しかし、光源として、例えばコヒーレント長が数cmと非常に短い半導体レーザを用いた場合、分割された2本のレーザビームの光路長の差が数cm以上であると、受光信号処理部の照射面に干渉光は生じない。したがって、レーザ干渉計は、光源に半導体レーザを用いた場合、非常に短いコヒーレント長であることによるコヒーレント性の制限によって、測定対象の測定ができないことがある。また、He-Neレーザは高価であるため、コストがかかる。
【0029】
しかしながら、このような構成によれば、光源のコヒーレント性の制限内で確実に干渉光を生じさせることができる。そして、例えば回折手段が所定の位置にあるときに、第1光の光路長と第2光の光路長とが同じ長さとなるように第1反射手段と第2反射手段を配置することで、半導体レーザを用いたとしても、そのコヒーレント長である数cm以内に各光の光路長との差を収め、干渉光を生じさせることができる。

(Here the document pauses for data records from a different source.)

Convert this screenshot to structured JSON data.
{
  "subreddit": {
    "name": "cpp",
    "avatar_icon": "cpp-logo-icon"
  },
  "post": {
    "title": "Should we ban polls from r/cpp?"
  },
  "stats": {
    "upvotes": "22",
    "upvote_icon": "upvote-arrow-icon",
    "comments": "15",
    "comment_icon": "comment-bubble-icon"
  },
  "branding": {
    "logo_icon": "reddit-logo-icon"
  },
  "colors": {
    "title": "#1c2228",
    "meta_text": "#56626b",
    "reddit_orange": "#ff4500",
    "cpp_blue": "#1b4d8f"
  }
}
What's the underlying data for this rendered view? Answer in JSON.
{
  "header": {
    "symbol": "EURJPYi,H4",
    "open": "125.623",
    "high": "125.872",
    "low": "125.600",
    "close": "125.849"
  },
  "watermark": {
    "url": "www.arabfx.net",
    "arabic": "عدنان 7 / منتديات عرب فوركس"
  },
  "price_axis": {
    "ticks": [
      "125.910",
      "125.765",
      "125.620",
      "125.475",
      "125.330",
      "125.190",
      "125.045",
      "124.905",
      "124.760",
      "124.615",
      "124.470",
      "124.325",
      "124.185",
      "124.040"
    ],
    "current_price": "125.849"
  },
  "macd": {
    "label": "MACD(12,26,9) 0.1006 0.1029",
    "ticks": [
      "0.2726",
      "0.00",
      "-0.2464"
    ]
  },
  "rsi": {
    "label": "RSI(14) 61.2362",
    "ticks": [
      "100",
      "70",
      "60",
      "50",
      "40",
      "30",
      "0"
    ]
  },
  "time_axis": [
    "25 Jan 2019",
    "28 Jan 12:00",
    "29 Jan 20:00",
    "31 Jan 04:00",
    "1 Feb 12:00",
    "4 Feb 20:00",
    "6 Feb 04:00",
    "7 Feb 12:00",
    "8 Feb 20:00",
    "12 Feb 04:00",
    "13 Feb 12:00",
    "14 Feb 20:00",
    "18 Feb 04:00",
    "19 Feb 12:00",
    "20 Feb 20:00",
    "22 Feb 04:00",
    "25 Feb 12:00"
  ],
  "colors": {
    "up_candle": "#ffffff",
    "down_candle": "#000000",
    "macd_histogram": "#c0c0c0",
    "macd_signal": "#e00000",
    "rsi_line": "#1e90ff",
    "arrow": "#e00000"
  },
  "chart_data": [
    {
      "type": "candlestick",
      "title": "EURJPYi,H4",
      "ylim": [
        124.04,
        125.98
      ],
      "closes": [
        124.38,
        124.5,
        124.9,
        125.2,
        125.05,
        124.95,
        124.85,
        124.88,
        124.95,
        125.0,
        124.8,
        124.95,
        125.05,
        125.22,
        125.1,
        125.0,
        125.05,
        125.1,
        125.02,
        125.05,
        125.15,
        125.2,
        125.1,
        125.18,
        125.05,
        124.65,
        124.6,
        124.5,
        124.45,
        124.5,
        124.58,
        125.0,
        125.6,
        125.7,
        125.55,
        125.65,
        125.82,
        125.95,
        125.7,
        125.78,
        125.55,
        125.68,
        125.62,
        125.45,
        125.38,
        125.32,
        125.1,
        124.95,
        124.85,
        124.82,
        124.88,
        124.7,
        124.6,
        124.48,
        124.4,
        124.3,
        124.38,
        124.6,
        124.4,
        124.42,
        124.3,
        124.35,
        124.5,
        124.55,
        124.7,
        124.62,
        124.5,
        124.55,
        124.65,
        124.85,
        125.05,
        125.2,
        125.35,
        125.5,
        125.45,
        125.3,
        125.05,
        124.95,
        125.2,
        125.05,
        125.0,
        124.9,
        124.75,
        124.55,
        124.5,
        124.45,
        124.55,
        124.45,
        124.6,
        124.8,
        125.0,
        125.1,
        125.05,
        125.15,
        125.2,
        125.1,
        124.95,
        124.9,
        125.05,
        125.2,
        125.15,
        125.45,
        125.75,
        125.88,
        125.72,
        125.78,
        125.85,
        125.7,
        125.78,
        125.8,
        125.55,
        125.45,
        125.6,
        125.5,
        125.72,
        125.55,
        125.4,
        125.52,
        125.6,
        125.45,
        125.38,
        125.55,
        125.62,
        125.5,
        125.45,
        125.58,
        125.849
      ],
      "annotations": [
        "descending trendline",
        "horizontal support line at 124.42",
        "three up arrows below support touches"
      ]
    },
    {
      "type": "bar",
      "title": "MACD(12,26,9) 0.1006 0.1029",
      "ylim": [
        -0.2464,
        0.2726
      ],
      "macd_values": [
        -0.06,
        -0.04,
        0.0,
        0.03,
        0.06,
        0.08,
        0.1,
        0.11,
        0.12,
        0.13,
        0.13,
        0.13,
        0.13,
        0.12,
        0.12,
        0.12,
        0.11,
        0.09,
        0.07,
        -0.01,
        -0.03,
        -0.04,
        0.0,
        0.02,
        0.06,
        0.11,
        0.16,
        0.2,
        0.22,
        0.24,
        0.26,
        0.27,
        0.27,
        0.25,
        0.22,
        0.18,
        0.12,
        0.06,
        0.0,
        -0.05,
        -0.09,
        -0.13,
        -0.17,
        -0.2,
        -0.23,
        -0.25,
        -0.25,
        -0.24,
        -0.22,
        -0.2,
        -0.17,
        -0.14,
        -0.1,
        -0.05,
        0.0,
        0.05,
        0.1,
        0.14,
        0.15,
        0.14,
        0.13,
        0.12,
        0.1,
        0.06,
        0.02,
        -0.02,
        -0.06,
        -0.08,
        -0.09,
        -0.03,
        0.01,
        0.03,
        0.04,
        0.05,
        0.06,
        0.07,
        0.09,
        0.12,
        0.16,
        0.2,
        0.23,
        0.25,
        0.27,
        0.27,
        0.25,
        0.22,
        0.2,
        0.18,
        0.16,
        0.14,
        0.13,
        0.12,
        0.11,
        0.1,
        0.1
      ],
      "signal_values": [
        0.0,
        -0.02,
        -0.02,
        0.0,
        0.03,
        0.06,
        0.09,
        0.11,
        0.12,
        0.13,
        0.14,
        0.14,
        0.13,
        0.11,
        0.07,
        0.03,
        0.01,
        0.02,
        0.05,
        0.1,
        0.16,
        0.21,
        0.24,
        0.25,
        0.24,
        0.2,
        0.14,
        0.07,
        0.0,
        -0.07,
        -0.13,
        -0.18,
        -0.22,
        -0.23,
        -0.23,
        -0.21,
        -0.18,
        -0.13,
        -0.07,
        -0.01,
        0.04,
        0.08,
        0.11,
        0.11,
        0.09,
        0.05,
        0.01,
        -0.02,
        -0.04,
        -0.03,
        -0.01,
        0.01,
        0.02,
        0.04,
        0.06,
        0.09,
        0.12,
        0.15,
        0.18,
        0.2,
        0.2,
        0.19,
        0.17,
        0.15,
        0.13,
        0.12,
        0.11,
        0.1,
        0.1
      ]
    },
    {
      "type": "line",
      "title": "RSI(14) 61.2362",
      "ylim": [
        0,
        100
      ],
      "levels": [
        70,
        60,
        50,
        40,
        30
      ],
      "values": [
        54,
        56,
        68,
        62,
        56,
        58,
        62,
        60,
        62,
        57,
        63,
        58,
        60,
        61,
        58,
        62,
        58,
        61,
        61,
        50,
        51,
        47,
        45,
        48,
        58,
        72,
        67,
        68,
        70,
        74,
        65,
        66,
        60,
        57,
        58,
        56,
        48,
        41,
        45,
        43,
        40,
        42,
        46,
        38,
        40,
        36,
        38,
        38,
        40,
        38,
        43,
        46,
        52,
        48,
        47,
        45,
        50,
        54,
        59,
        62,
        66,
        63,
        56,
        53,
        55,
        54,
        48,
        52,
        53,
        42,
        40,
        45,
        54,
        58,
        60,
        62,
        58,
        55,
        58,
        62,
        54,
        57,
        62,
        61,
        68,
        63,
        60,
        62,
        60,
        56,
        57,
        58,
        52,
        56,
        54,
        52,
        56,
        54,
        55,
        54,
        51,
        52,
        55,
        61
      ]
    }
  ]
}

したがって、光学式変位センサは、光源のコヒーレント性による制限を回避しつつ、高価なHe-Neレーザの代わりに例えばHe-Neレーザと比較して低廉でコヒーレント性の制限が大きい半導体レーザなどを光源として用いることができ、コスト削減を図ることができる。
【0030】
この際、回折手段は、光源および複数の反射手段を介した光を反射する反射型の回折手段であることが好ましい。
【0031】
このような構成によれば、回折手段は、光源および複数の反射手段を介した光を反射する反射型であることで、回折手段における光の照射面の一方側に光源や複数の反射手段をまとめて配置することができる。したがって、光学式変位センサは、小型化および省スペース化を図ることができる。
【0032】
この際、複数の反射手段は、光源からの光を第1回折部に向かって反射し、合成光を受光手段に向かって反射する第6反射手段をさらに備えることが好ましい。
【0033】
このような構成によれば、複数の反射手段は、光源からの光を第1回折部に向かって反射し、合成光を受光手段に向かって反射する第6反射手段をさらに備えるため、光学式変位センサ内の光の光路を自由に設計することができる。また、第6反射手段の配置によっては光学式変位センサの小型化を図ることができる。
【図面の簡単な説明】
【0034】
図1】第1実施形態に係る光学式変位センサを示す斜視図
図2】前記光学式変位センサにおける光の光路を示す概略図
図3】前記光学式変位センサにおける受光手段を示す概略図
図4】前記光学式変位センサを示すブロック図
図5】前記光学式変位センサにおいて光源波長が変化したときの光の光路を示す概略図
図6】前記光学式変位センサにおいて回折手段が所定の位置から移動したときの光の光路を示す概略図
図7】第2実施形態に係る光学式変位センサを示す概略図
図8】前記光学式変位センサにおける光の光路を示す概略図
図9】変形例の光学式変位センサにおける受光手段を示す概略図
図10】従来の光学式変位センサにおいて光源波長が変化したときの光の光路を示す概略図
図11】従来の光学式変位センサにおいて回折手段が所定の位置から移動したときの光の光路を示す概略図
【発明を実施するための形態】
【0035】
〔第1実施形態〕
以下、本発明の第1実施形態を図1から図6に基づいて説明する。
図1は、第1実施形態に係る光学式変位センサ1を示す斜視図であり、図2は、光学式変位センサ1における光の光路を示す概略図である。具体的には、図2(A)は光学式変位センサ1において測定対象が測定方向に沿って移動する前の状態を示す図であり、図2(B),(C)は光学式変位センサ1において測定対象が測定方向に沿って移動した状態を示す図である。また、図3は、光学式変位センサ1における受光手段4を示す概略図である。
【0036】
光学式変位センサ1は、図1および図2に示すように、回折格子Mを有する回折手段2と、回折手段2に向かって光を照射する光源3と、回折手段2を介した光を受光する受光手段4と、光源3から照射され、回折手段2を介した光を回折手段2に向かって反射する複数の反射手段5と、を備える。なお、図1では、説明の都合上、回折格子Mを省略し図2に記載している。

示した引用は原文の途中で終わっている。